L’effet de levier, constante du risque systémique, caractérise également l’univers crypto. Des plateformes d’échange, comme Binance, permettent aux investisseurs de miser jusqu’à 125 fois leurs fonds grâce à la dette, mais les superviseurs financiers ne disposent pas de données claires sur le niveau de levier dans le système. Enfin, le développement embryonnaire de la finance décentralisée (DeFi) met en jeu des mécanismes là aussi potentiellement déstabilisants, avec des systèmes de prêts gagés sur des crypto.

La réglementation MiCa, nécessaire mais pas suffisante

La Banque centrale européenne identifie dès lors quatre canaux de transmission de risque pour la stabilité financière. Les effets de richesse, ceux de confiance, si les agents économiques voient la valeur de leurs placements s’effondrer, l’exposition du secteur financier traditionnel, et l’utilisation des crypto comme moyen de paiement.

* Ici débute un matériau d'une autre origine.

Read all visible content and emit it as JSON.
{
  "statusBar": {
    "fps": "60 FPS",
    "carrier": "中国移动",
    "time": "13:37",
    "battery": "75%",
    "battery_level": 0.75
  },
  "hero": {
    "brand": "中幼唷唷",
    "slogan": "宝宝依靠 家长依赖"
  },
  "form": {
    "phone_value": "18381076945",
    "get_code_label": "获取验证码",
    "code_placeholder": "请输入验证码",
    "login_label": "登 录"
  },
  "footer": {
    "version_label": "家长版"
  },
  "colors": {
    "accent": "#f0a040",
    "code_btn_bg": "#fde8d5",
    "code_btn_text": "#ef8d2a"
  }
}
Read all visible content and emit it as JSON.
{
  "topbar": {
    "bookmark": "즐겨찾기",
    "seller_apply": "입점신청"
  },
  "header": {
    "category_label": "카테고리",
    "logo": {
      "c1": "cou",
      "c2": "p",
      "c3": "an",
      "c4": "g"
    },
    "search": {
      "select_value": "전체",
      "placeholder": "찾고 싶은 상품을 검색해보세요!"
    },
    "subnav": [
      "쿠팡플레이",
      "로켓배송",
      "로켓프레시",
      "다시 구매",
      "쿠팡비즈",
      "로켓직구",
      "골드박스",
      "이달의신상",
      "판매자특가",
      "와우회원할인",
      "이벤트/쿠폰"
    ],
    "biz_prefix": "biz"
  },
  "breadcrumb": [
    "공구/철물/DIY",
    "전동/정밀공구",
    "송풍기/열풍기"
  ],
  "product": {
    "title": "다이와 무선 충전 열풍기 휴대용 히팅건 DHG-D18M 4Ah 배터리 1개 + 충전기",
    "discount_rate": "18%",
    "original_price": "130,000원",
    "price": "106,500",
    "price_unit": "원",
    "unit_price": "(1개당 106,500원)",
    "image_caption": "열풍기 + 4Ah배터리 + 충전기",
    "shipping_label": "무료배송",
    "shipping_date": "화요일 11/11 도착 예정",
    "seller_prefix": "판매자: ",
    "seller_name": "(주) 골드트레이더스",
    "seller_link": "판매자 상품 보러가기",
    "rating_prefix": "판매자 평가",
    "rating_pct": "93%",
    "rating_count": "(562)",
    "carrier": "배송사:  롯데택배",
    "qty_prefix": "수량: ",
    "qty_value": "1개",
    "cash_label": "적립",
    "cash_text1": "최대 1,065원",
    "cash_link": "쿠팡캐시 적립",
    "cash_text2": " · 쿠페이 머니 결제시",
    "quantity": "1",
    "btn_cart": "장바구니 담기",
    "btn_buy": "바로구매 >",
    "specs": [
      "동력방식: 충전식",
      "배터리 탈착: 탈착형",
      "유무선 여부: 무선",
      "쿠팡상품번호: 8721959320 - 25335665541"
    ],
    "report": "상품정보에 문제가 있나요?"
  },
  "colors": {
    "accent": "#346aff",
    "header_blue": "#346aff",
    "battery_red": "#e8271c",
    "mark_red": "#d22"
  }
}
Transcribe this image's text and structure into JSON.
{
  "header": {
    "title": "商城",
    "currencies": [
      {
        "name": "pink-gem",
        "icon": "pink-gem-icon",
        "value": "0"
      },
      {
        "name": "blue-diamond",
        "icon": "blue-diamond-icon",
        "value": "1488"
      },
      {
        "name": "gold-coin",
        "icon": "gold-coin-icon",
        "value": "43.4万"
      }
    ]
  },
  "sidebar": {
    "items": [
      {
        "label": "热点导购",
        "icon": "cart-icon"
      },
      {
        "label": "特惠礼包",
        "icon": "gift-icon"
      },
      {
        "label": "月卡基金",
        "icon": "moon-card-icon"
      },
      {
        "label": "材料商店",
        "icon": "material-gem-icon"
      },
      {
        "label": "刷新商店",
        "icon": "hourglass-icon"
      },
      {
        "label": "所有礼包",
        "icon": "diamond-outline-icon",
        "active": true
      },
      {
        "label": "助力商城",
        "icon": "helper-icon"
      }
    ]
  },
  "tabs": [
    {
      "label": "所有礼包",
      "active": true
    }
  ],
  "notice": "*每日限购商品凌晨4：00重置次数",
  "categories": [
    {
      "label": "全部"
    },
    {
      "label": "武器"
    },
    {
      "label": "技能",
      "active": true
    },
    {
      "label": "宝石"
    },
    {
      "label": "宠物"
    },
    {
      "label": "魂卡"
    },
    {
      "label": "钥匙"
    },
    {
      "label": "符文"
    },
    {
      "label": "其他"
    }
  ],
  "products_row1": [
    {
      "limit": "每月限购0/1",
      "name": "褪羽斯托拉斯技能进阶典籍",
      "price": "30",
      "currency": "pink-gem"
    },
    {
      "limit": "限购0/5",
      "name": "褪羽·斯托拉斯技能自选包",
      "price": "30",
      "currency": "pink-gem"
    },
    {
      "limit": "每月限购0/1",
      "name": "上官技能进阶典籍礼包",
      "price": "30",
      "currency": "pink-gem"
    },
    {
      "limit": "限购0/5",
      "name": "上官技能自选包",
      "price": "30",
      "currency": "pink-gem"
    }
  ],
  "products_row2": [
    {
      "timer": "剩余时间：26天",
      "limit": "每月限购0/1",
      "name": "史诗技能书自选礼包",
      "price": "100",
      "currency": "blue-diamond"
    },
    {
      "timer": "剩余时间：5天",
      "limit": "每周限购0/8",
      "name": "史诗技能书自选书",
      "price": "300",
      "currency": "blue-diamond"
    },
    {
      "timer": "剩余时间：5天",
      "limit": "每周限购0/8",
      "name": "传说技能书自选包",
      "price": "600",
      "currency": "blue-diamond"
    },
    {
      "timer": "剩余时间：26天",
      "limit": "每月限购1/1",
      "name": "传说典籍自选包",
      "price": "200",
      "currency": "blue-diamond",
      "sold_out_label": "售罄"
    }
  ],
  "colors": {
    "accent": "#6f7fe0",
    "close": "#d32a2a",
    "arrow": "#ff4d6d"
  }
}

Si l’Union européenne travaille à une régulation des crypto-actifs – MiCa, «à approuver en urgence» –, la BCE considère celle-ci comme une première étape. Elle invite notamment tous les régulateurs à faire preuve de vigilance dès qu’une réforme accroîtra les connexions entre les univers des actifs numériques et de la finance traditionnelle.